Strengths and limitations

The present study has several strengths. We used a large population-based sample of adolescents; a validated questionnaire for the measurement of potential protective factors (Askeland et al., Citation2020), and SRP (Skogen et al., Citation2013); and a set of relatively common stressful or negative life events to construct a composite measure of cumulative load of NLE. We adhered to a pronounced call in the scientific literature for more studies that investigate protective effects, including risk moderation effects, in the associations between NLE and SRP. A previous population-based study found that the geographical area from where the adolescents came, Hordaland county, to be regarded as relatively representative of the general Norwegian population (Folkehelseinstituttet, Citation2010). The study also has some limitations. The cross-sectional design of the study limits our ability to draw conclusions on causality or directionality of the analyzed associations and moderation effects. All the included measures were based on self-report, and the application of either registry data or clinical interview would have added strength to our data. We also acknowledge the possibility of dependent error given that the exposures (NLE and protective factors) and outcome (substance use) were self-reported on the same survey questionnaire (Ranker et al., Citation2019).

Conclusions

NLE are strong and robust correlates of SRP among adolescents, and we found a graded relationship between common lifetime-aggregated NLE and adolescent SRP. Protective factors from the personal domain, the family, and the extended social network moderated the associations between NLE and SRP. These findings highlight the need for prevention efforts to strengthen selected protective factors in individuals at risk for developing SRP during adolescence.

Abbreviations
SRP=

substance-related problems

NLE=

negative life events

READ=

Resilience Scale for Adolescents

Acknowledgements

We thank the Bergen Child Study at the Regional Centre for Child and Youth Mental Health and Child Welfare at NORCE Norwegian Research Centre for collecting the data, and for making it available for this study.

Declaration of interest

The authors declare that they have no conflict of interest. The authors alone are responsible for the content and writing of the article.

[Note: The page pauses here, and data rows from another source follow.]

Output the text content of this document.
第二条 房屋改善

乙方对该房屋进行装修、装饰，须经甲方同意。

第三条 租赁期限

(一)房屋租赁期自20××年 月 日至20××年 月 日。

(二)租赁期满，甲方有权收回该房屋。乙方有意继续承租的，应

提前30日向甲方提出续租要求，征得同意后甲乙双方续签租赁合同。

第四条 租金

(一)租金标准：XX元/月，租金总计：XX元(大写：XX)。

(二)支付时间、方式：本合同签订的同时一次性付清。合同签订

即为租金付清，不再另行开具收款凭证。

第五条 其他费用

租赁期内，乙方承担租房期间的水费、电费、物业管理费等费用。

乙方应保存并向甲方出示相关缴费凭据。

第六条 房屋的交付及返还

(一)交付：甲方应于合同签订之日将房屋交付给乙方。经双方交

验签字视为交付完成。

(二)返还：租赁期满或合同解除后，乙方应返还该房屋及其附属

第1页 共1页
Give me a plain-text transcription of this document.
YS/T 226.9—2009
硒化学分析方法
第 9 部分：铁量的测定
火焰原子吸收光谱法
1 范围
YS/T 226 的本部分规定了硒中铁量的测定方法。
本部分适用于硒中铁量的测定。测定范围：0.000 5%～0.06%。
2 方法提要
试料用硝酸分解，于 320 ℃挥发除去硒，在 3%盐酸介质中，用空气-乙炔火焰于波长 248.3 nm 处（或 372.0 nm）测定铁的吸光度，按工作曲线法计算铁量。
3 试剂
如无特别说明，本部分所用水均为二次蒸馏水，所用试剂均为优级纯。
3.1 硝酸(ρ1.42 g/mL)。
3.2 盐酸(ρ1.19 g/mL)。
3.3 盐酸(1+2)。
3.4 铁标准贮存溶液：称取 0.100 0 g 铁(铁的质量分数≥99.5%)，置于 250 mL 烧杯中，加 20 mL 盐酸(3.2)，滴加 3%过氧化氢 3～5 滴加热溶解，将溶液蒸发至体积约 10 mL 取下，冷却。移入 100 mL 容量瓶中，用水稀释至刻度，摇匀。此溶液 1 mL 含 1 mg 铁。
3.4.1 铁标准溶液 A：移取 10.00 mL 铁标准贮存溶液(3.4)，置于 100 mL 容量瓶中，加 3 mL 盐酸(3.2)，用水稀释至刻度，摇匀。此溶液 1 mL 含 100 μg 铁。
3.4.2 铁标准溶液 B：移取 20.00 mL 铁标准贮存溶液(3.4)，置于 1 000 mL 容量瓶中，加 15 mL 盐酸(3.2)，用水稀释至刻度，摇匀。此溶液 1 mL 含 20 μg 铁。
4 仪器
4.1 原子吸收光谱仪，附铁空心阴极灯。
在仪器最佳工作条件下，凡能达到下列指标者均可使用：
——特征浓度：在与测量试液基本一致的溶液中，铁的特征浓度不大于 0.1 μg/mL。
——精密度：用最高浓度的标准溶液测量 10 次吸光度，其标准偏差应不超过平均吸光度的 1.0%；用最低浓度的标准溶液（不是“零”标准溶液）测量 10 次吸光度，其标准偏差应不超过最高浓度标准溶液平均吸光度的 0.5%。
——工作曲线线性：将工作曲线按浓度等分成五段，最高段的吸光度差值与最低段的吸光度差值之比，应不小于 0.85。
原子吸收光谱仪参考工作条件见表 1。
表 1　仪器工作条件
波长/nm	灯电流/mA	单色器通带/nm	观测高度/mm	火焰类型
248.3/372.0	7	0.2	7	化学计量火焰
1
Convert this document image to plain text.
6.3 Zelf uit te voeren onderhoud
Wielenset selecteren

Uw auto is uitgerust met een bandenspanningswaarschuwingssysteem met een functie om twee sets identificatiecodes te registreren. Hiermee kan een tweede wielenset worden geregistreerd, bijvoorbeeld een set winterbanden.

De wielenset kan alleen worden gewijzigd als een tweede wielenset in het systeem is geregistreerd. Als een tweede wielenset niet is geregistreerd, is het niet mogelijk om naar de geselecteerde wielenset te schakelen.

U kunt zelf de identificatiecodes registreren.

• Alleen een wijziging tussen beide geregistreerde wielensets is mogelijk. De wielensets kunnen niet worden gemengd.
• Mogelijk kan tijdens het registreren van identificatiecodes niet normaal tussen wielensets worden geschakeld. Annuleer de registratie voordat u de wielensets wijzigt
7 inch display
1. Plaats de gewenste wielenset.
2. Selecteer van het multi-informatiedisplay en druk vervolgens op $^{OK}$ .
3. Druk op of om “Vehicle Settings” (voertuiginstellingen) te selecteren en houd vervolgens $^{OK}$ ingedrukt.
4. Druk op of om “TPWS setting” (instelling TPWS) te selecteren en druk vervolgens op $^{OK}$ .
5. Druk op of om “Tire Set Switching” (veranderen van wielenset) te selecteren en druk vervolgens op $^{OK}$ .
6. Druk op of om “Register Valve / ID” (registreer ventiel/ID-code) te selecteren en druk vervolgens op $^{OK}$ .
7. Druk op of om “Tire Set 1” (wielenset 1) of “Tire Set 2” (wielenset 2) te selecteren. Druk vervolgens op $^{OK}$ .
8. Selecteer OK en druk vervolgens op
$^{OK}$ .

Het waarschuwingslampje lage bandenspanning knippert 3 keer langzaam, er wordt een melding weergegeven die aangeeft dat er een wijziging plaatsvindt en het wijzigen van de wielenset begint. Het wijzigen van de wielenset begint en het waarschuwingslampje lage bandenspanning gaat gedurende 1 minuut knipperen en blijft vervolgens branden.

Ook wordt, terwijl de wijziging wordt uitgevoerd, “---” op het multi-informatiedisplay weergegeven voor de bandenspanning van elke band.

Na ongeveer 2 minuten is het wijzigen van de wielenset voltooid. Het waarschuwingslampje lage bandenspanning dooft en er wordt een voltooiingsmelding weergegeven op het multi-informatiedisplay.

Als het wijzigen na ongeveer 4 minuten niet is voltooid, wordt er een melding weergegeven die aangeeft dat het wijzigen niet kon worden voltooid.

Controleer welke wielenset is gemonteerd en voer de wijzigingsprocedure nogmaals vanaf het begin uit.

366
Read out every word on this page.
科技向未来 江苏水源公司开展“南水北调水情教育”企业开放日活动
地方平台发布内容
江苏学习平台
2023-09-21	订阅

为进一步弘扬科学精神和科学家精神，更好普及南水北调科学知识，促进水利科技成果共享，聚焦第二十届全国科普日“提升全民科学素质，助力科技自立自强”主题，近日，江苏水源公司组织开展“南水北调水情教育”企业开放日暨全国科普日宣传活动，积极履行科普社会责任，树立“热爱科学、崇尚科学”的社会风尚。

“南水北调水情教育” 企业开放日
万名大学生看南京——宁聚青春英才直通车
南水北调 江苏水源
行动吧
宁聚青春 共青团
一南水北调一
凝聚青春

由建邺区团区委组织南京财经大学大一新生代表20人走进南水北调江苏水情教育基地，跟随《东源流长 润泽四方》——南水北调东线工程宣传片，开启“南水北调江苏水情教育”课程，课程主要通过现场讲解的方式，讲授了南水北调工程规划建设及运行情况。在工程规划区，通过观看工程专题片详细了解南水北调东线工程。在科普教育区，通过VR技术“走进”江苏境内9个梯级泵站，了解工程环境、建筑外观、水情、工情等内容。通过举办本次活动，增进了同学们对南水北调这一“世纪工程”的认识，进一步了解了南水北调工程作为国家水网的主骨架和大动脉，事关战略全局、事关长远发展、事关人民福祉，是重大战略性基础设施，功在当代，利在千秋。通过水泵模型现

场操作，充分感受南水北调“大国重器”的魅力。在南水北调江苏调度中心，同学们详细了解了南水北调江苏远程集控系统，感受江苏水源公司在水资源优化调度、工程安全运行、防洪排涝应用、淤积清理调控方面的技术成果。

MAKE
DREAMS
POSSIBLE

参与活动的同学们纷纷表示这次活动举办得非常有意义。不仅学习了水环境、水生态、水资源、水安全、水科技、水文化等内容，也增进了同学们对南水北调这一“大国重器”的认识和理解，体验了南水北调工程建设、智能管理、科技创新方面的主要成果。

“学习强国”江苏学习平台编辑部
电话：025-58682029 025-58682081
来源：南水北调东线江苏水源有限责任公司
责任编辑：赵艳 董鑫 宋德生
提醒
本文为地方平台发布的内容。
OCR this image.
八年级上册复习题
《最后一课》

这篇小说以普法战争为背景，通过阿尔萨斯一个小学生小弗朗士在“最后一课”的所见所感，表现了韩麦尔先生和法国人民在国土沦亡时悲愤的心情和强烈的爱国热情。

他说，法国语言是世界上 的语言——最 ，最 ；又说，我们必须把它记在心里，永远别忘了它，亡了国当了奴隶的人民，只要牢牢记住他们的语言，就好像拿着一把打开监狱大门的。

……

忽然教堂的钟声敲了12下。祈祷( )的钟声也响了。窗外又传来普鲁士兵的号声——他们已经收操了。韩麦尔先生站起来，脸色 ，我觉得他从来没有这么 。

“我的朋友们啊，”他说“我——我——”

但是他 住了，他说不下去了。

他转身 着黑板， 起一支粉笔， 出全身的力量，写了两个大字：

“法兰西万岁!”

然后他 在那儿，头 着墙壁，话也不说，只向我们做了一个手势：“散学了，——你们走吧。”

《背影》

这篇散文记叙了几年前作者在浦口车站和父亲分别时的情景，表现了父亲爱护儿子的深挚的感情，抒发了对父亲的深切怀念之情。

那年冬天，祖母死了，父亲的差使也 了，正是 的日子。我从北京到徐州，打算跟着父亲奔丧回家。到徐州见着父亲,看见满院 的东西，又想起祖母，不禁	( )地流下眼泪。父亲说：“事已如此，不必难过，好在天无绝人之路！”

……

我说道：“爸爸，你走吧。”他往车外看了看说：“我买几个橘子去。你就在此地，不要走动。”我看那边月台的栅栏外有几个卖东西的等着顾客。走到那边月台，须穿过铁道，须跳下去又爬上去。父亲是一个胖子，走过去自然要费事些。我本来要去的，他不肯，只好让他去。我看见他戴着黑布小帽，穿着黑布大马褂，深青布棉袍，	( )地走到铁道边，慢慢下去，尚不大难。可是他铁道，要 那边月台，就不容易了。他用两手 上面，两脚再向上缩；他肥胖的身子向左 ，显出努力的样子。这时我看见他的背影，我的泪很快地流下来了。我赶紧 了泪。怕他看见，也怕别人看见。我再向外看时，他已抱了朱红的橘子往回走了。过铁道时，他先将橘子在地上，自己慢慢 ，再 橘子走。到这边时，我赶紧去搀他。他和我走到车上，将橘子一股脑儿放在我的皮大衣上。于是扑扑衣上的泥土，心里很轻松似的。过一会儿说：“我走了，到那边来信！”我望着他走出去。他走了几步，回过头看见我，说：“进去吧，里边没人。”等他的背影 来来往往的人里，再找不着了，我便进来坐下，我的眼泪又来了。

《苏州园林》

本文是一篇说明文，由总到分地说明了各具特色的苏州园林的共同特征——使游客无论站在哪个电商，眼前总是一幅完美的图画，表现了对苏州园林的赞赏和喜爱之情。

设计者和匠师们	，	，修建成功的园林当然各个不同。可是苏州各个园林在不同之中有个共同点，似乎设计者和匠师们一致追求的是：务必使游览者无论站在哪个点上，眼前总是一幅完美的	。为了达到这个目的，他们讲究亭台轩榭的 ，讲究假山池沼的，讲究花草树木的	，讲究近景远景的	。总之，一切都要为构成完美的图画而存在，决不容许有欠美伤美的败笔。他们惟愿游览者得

Data availability statement

The Norwegian Health research legislation and the Norwegian Ethics committees require explicit consent from the participants to transfer health research data outside of Norway. For the Bergen Child study, which constitutes the data for the current analyses, ethics approval was also contingent on storing the research data on secure storage facilities located in our research institution, which prevents us from providing the data as supplementary information or to transfer it to data repositories. Individual requests for data access should be sent to [email protected].

Additional information

Funding

This work was supported by the Western Norway Regional Health Authority under grant number “F-12136.”